Джим мало что понял из этого разговора. Ему было только ясно, что дедушка почему-то думает, что для всех будет лучше, если он вернется в дом, где живут одни старики и старушки. Но мальчик был уверен, что мама не даст ему вернуться туда. Ведь она же плакала, когда разговаривала с ним, она же вспоминала свое детство и хотела, чтобы дед продолжал рассказывать ей все то, что не рассказал, когда она была маленькой! Конечно же, мама настоит на своем, а папа, как всегда, сделает все, что она хочет.

 

И когда на восьмой семья вышла из убежища и мать принялась торопливо вытирать пыль на первом этаже дома, чтобы вернуть туда унесенную в подвал мебель, Джим верил, что она не позволит дедушке уехать. Правда, она ничего не говорила об этом, но, наверное, ей просто хотелось сделать своему папе сюрприз. Мальчик верил в это, даже когда за дедушкой приехал вездеход, и родители повели его на улицу, поддерживая под локти с обеих сторон — туда, где снова светило искусственное солнце и стояла теплая летняя погода с легким приятным ветерком, а о недавней буре напоминали лишь быстро высыхающие лужи да валяющийся повсюду мусор.

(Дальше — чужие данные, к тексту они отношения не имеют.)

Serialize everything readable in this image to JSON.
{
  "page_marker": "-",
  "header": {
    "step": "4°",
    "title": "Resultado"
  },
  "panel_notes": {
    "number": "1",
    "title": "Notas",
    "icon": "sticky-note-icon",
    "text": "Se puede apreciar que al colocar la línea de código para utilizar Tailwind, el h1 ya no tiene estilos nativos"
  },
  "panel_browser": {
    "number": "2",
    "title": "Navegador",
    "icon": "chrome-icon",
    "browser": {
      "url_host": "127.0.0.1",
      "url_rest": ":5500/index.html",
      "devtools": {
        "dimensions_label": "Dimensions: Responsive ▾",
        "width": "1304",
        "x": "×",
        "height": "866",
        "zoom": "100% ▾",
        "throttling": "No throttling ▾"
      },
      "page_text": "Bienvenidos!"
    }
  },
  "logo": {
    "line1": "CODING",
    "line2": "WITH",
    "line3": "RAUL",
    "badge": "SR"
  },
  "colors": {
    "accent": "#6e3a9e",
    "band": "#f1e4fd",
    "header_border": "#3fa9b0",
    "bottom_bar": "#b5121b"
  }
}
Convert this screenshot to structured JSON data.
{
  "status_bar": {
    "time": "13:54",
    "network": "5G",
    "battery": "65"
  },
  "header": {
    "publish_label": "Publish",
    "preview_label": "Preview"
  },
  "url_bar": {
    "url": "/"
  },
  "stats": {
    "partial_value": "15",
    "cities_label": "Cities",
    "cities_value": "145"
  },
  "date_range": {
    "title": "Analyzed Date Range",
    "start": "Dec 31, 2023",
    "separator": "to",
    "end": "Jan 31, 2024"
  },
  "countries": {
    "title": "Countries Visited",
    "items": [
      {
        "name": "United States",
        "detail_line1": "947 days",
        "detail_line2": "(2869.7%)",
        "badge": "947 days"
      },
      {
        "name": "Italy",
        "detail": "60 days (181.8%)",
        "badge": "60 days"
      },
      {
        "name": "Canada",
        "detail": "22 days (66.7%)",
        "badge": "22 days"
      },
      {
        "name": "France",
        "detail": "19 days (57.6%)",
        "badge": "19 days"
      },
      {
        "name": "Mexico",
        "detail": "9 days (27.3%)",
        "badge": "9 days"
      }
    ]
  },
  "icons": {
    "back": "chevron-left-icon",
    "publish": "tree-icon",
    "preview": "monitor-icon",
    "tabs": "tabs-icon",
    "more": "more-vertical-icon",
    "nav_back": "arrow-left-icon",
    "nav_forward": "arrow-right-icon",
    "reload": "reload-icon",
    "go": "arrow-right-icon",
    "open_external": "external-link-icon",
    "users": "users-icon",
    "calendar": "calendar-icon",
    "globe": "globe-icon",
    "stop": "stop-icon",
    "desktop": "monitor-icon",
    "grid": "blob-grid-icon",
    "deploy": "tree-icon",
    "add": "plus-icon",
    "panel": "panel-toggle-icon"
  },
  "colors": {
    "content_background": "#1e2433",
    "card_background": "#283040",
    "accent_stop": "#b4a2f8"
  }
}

И только когда вездеход с дедом тронулся с места и начал выезжать со двора, Джим понял, что никакого сюрприза не будет. Мама помахала своему отцу рукой и, не дождавшись, пока вездеход скроется в конце улицы, поспешила в дом, где тут же снова схватилась за тряпку. Мальчик побежал за ней.

— Мам, — спросил он, — а когда на Россе в следующий раз будут вспышки?

— Через четыре года и примерно тридцать дней, — ответила женщина, недовольно нахмурившись. — И не мешай мне, после этого кошмара надо срочно весь дом вылизать!

«Через пару лет я не смогу сидеть… еще через пару перестану соображать, — вспомнились Джиму слова дедушки. — Пара и пара — это два и два. Четыре года…»

И он бросился в свою комнату, чтобы мать не увидела, как он плачет, и не стала ругаться, что ей опять приходится возиться с ним вместо того, чтобы наводить порядок.